0:1e-3:1 % Push [0 0.001 0.002 ... 0.999 1]. These are the x coordinates of
% the vertices of the polygonal line that will approximate a quarter
% of the unit circle
l % Push 1
y % Duplicate [0 0.001 0.002 ... 0.999 1] onto the top of the stack.
G % Push input, p
^ % Element-wise power: gives [0^p 0.001^p ... 1^p]
- % Element-wise subtract from 1: gives [1-0^p 1-0.001^p ... 1-1^p]
lG/ % Push 1, push p, divide: gives 1/p
^ % Element-wise power: gives [(1-0^p)^(1/p) (1-0.001^p)^(1/p) ...
% ... (1-1^p)^(1/p)]. These are the y coordinates of the vertices
% of the polygonal line
v % Concatenate vertically into a 2×1001 matrix. The first row contains
% the x coordinates and the second row contains the y coordinates
! % Transpose
d| % Compute consecutive differences down each column. This gives a
% 1000×2 matrix with the x and y increments of each segment. These
% increments will be referred to as Δx, Δy
G % Push p
^ % Element-wise power
! % Transpose
s % Sum of each column.
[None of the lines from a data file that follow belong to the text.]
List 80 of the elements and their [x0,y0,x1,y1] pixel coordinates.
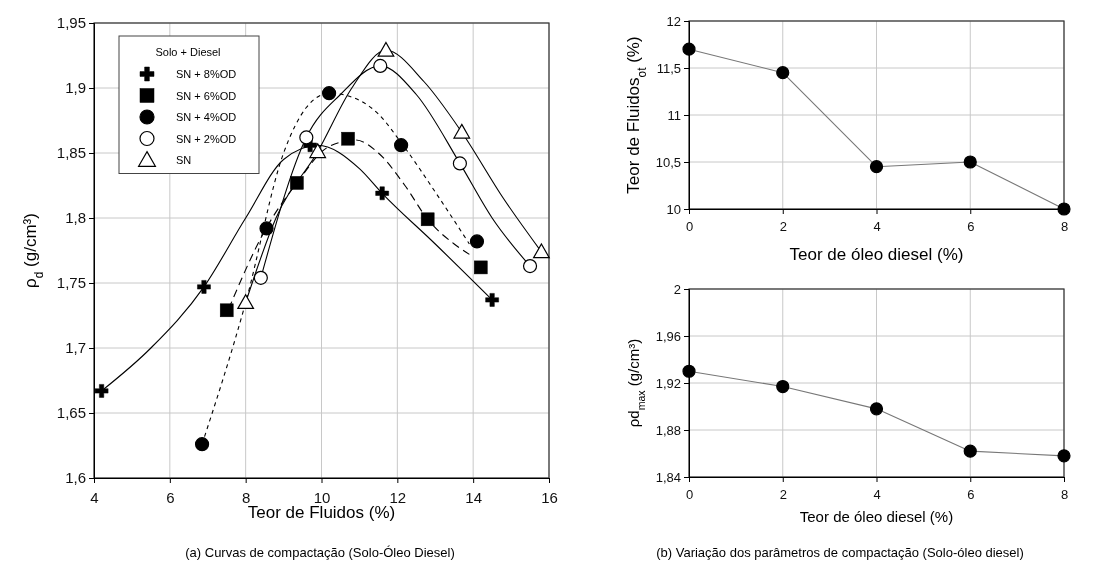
legend-title: Solo + Diesel [155,46,221,58]
point [394,138,409,153]
point [776,379,790,394]
point [373,58,388,73]
y-tick-label: 12 [666,13,681,29]
point [469,234,485,249]
x-tick-label: 6 [967,219,975,235]
legend-label: SN + 8%OD [176,68,237,80]
x-axis-title: Teor de Fluidos (%) [247,503,396,522]
point [533,243,550,259]
x-tick-label: 0 [685,219,694,235]
x-tick-label: 8 [241,488,251,506]
point [197,280,211,294]
x-tick-label: 4 [873,219,881,235]
y-tick-label: 1,75 [56,274,86,292]
point [377,41,395,57]
y-tick-label: 1,96 [655,328,681,344]
x-tick-label: 16 [541,488,558,506]
x-tick-label: 8 [1060,219,1069,235]
x-tick-label: 6 [967,487,975,503]
point [237,294,255,309]
point [452,156,467,171]
point [682,42,696,56]
legend-label: SN [176,154,192,166]
point [776,66,790,80]
point [375,186,389,201]
y-tick-label: 1,7 [65,339,86,357]
x-tick-label: 14 [465,488,483,506]
point [522,259,538,274]
y-tick-label: 2 [673,281,681,297]
y-tick-label: 11,5 [656,60,681,76]
point [869,402,884,416]
y-tick-label: 1,9 [65,79,86,97]
point [253,270,268,285]
x-axis-title: Teor de óleo diesel (%) [789,245,964,264]
x-tick-label: 0 [685,487,694,503]
point [1057,202,1071,216]
point [485,293,499,307]
x-axis-title: Teor de óleo diesel (%) [799,508,954,525]
legend-label: SN + 6%OD [176,89,237,102]
y-tick-label: 11 [667,107,681,123]
x-tick-label: 10 [313,488,331,506]
point [869,160,884,174]
point [453,123,471,139]
y-tick-label: 1,84 [655,469,681,485]
point [1057,449,1071,463]
y-tick-label: 1,95 [56,14,86,32]
point [420,212,435,227]
y-tick-label: 1,85 [56,144,86,162]
y-tick-label: 10 [666,201,681,217]
x-tick-label: 6 [166,488,175,506]
text: (a) Curvas de compactação (Solo-Óleo Diesel) [185,545,455,560]
point [474,260,488,275]
y-tick-label: 1,6 [65,469,86,487]
y-tick-label: 1,65 [56,404,86,422]
y-tick-label: 1,92 [655,375,681,391]
y-tick-label: 10,5 [655,154,681,170]
point [299,130,314,145]
point [963,155,977,169]
x-tick-label: 4 [873,487,881,503]
point [321,86,337,101]
point [94,384,109,398]
point [341,131,355,146]
y-tick-label: 1,88 [655,422,681,438]
x-tick-label: 12 [389,488,407,506]
x-tick-label: 2 [779,487,787,503]
point [309,143,327,159]
x-tick-label: 4 [90,488,99,506]
point [259,221,274,236]
text: (b) Variação dos parâmetros de compactação (Solo-óleo diesel) [656,545,1024,560]
point [963,444,977,458]
point [219,303,234,318]
point [682,364,696,378]
point [290,176,304,190]
legend-label: SN + 2%OD [176,132,237,145]
x-tick-label: 2 [779,219,787,235]
y-tick-label: 1,8 [65,209,86,227]
point [194,437,210,452]
x-tick-label: 8 [1060,487,1069,503]
legend-label: SN + 4%OD [176,111,237,123]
This gives a 1×1000 vector containing
% (Δx)^p+(Δy)^p for each segment
lG/ % Push 1/p
^ % Element-wise power. This gives a 1×1000 vector containing
% ((Δx)^p+(Δy)^p)^(1/p) for each segment, that is, the length of
% each segment according to p-norm
s % Sum the lenghts of all segments. This approximates the length of
% a quarter of the unit circle
E % Multiply by 2. This gives the length of half unit circle, that is,
% pi. Implicitly display
Python + scipy, 92 bytes
from scipy.integrate import*
lambda p:2/p*quad(lambda x:(x/x**p+(1-x)**(1-p))**(1/p),0,1)[0]
Formula is from this math.SE question.